If Archer Aviation’s Midnight is something you could envision Batman flying, that’s for a reason. Beyond the sheer weirdness of a 12-propeller aircraft that takes off and lands like a helicopter and flies like a plane, Archer was going for a certain look.
“One of things the company set out to do was to design something that’s exciting and fun to get into,” says Tosha Perkins, Archer’s chief people and partnerships officer. “And I think we’ve accomplished that.”
Among Georgia’s e-mobility projects, Archer’s stands out for its sheer audaciousness. There’s the Midnight itself, a breed you probably haven’t heard of: An electric takeoff and landing aircraft (eVTOL). The vision is bolder still: Aircraft as rideshare. Or as Perkins puts it, “air taxi.”
She spoke with Site Selection from Santa Clara, Archer’s current HQ.
“Say you’re in San Francisco,” she posits. “You could do a date night in Napa. Leave on a Friday evening and get there in 10 minutes.” It’s something you wouldn’t do otherwise, she says. With traffic, the drive could take hours.
“This will really open up a lot of opportunity for folks to kind of do whatever they want,” Perkins believes.
Through an aggressive incentives offer that weighed heavily in Archer’s decision to build the Midnight east of Atlanta, Georgia is betting big on this business plan hatched in California by a company that’s raised more than $1 billion but hasn’t yet turned a profit.

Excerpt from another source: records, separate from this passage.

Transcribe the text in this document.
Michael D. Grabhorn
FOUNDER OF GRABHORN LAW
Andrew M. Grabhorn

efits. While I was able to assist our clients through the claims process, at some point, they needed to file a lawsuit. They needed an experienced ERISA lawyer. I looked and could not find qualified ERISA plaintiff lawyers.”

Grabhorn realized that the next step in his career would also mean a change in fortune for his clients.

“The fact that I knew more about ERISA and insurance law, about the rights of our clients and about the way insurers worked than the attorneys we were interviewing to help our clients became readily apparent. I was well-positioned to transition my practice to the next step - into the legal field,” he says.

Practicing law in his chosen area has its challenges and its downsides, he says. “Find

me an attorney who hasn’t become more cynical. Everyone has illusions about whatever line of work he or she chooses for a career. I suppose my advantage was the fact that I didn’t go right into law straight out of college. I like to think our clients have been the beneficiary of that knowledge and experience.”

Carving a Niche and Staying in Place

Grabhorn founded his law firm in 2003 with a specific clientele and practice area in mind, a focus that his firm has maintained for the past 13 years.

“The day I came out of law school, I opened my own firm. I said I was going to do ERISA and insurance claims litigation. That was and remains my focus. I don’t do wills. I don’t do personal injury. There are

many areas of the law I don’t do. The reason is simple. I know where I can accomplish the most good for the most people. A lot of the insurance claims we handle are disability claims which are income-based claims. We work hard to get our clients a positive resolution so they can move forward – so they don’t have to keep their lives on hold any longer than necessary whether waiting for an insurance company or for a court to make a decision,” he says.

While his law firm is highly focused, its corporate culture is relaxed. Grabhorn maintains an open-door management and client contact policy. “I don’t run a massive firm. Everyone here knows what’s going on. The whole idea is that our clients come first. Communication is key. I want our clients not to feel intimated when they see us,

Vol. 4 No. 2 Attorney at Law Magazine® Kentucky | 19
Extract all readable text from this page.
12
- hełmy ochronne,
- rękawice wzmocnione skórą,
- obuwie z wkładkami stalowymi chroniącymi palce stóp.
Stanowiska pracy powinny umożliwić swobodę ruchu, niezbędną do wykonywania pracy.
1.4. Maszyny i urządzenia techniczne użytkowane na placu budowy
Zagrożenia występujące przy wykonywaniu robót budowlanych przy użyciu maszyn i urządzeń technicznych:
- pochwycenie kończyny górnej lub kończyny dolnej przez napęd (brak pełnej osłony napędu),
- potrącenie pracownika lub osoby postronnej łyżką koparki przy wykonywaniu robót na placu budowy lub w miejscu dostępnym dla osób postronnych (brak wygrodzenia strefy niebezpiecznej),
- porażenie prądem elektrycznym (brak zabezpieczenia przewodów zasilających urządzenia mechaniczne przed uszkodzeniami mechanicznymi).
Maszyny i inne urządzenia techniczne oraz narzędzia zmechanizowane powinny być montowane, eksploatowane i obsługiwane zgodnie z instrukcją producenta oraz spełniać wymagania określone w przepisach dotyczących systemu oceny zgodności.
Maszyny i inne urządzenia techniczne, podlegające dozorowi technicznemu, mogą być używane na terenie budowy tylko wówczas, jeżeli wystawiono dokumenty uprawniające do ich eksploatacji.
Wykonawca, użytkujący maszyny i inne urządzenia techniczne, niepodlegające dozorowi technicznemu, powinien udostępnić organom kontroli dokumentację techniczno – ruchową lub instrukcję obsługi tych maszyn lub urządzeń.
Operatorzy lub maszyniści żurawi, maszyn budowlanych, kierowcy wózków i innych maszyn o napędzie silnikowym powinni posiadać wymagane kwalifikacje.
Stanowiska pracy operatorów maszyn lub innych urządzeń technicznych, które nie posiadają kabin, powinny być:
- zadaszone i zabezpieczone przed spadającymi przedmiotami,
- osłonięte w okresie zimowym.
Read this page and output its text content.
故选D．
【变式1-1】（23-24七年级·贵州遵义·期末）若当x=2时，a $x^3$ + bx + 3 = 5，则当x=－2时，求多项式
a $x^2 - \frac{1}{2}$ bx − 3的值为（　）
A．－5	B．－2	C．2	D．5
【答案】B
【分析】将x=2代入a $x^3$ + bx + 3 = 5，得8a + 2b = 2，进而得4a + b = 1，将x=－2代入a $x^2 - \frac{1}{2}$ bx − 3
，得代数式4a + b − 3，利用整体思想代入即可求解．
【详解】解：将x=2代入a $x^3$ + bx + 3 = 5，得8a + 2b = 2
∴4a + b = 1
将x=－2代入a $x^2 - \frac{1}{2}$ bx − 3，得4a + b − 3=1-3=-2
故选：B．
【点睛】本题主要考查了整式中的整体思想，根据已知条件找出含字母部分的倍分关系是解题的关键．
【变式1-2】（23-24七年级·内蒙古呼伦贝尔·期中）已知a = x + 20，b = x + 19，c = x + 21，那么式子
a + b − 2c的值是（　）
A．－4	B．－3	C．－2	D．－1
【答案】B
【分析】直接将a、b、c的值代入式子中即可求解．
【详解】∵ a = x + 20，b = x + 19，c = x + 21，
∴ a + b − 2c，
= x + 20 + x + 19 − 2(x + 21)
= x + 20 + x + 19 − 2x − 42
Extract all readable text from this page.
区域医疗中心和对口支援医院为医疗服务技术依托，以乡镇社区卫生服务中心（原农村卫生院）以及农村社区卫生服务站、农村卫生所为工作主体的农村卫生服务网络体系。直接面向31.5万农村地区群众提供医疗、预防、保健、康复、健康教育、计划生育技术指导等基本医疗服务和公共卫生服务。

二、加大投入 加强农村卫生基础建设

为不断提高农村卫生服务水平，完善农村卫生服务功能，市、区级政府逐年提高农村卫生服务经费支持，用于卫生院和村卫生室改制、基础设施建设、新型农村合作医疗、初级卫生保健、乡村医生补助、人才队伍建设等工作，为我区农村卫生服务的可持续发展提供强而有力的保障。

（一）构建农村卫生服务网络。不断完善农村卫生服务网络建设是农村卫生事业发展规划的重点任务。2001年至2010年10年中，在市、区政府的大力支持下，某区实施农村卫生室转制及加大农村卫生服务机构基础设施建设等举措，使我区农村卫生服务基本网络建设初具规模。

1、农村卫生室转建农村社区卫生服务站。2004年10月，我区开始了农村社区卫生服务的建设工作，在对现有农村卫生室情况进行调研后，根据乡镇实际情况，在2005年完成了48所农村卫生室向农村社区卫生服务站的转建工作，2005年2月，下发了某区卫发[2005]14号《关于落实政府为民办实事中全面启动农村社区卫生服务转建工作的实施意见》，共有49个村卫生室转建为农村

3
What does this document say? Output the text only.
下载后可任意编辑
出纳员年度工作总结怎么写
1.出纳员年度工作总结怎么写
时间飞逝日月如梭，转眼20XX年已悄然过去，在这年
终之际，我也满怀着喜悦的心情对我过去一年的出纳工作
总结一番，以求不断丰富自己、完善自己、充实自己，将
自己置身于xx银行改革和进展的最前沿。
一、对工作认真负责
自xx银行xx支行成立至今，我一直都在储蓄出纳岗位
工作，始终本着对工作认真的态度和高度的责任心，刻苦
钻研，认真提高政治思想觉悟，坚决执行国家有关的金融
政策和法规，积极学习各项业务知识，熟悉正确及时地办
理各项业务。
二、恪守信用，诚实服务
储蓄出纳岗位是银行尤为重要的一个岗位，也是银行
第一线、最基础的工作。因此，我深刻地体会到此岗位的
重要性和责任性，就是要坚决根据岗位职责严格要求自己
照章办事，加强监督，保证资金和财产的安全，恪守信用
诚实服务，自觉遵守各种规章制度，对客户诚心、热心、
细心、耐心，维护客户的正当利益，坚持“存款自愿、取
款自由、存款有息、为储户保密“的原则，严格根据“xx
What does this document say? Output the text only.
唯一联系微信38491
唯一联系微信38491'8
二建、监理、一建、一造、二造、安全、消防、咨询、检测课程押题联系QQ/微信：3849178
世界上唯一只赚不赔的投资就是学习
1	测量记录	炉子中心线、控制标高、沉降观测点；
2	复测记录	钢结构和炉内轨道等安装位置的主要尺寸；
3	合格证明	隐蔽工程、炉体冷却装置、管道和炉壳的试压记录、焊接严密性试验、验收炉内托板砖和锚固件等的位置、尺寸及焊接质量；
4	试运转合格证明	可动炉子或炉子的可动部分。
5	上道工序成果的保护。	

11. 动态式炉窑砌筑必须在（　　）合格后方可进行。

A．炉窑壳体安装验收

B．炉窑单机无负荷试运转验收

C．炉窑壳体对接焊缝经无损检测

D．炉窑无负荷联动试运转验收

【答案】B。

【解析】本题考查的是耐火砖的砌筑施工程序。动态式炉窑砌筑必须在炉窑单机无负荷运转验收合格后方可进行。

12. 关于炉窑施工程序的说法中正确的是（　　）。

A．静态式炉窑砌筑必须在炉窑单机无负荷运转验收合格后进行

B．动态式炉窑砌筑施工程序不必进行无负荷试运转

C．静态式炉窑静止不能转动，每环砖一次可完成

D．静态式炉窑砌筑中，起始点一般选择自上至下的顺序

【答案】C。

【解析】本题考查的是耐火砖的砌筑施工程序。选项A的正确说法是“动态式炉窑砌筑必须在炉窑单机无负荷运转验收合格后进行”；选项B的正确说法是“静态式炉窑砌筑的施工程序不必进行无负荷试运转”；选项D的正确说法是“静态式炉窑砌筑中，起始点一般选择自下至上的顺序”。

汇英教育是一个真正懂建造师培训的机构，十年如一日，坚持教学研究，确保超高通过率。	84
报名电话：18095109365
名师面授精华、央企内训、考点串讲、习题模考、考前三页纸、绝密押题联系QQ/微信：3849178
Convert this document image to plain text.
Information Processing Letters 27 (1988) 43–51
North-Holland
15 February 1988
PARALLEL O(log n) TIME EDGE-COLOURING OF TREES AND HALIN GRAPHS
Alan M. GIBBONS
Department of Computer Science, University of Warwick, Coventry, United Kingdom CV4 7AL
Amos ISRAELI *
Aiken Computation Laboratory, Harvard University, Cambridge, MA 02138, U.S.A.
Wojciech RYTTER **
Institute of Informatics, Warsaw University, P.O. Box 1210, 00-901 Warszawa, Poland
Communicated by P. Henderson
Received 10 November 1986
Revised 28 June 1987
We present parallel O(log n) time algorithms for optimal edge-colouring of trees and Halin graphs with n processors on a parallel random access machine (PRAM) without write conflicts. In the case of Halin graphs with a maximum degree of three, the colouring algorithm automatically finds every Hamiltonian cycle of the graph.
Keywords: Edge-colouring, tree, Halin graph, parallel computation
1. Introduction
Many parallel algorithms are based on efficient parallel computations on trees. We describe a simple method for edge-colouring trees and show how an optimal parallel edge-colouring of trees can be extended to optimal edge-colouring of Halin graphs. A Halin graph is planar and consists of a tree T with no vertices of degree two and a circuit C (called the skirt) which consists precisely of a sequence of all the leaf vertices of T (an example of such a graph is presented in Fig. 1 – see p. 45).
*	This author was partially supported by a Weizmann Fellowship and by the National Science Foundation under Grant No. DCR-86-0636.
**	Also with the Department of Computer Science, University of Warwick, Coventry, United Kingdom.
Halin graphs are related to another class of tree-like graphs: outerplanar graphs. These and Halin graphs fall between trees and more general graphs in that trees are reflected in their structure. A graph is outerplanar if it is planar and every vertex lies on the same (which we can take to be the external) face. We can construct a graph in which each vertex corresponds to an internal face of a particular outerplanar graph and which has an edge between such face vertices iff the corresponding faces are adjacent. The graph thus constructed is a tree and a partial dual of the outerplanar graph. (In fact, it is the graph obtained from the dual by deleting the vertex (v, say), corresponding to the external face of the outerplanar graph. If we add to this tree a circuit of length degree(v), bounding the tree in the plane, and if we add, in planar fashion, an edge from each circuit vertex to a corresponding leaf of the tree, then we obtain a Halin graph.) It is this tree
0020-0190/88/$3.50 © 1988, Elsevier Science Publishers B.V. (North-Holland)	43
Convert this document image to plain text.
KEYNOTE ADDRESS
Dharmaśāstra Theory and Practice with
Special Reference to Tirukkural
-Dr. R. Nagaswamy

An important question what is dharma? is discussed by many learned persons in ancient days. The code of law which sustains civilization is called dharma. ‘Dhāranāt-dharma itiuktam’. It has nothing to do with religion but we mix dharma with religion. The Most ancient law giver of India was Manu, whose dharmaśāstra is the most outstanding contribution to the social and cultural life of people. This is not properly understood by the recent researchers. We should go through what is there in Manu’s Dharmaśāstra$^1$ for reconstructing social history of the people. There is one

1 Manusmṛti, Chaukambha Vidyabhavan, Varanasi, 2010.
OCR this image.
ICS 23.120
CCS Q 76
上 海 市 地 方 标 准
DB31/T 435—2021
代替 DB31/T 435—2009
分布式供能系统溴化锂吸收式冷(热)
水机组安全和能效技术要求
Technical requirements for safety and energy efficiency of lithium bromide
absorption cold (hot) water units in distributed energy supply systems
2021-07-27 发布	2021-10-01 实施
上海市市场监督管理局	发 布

Archer has said the package is worth about one-third of the company’s pledged $118 capital investment that’s to create 1,000 incentivized jobs.
In the end, though, it was much more than just incentives that vaulted Georgia’s location — a tract adjacent to a municipal airport in Covington — ahead of a site in Dallas-Fort Worth, the last of many contenders to fall. Being home already to some 800 aerospace companies and a growing EV sector, Georgia was a ripe target.
“Number one,” says Perkins, “was talent pool. We wanted to find a place where there was general talent within aerospace, automotive, electric vehicle and general manufacturing. We understood where the talent pool sat within that.”
The airport location fit nicely, Perkins says, as did Georgia’s generally benign weather, good for testing. And beyond those positives, there was this:
“The piece that was probably less obvious to the public for us was the relationships in Georgia and the willingness to truly help us in every capacity, from training to workforce development, all of the different pieces. Even outside of the incentive package, all the technical colleges and others have kind of come together to provide us the support that we need.”
The Archer facility is to consist of three buildings spread across about 100 acres. The company’s current target is move-in by the end of the year with commercialization of the Midnight in 2025. Until then, through a partnership with a local chapter of of Future Farmers of America, trees cleared from the Archer site are being used to make some of the furniture that will grace the facility.
“It’s what I mean about Georgia going beyond the incentive package,” says Perkins. “Knowing we’re a sustainable company, they offered a lot of connections. They just helped with a lot of these things.”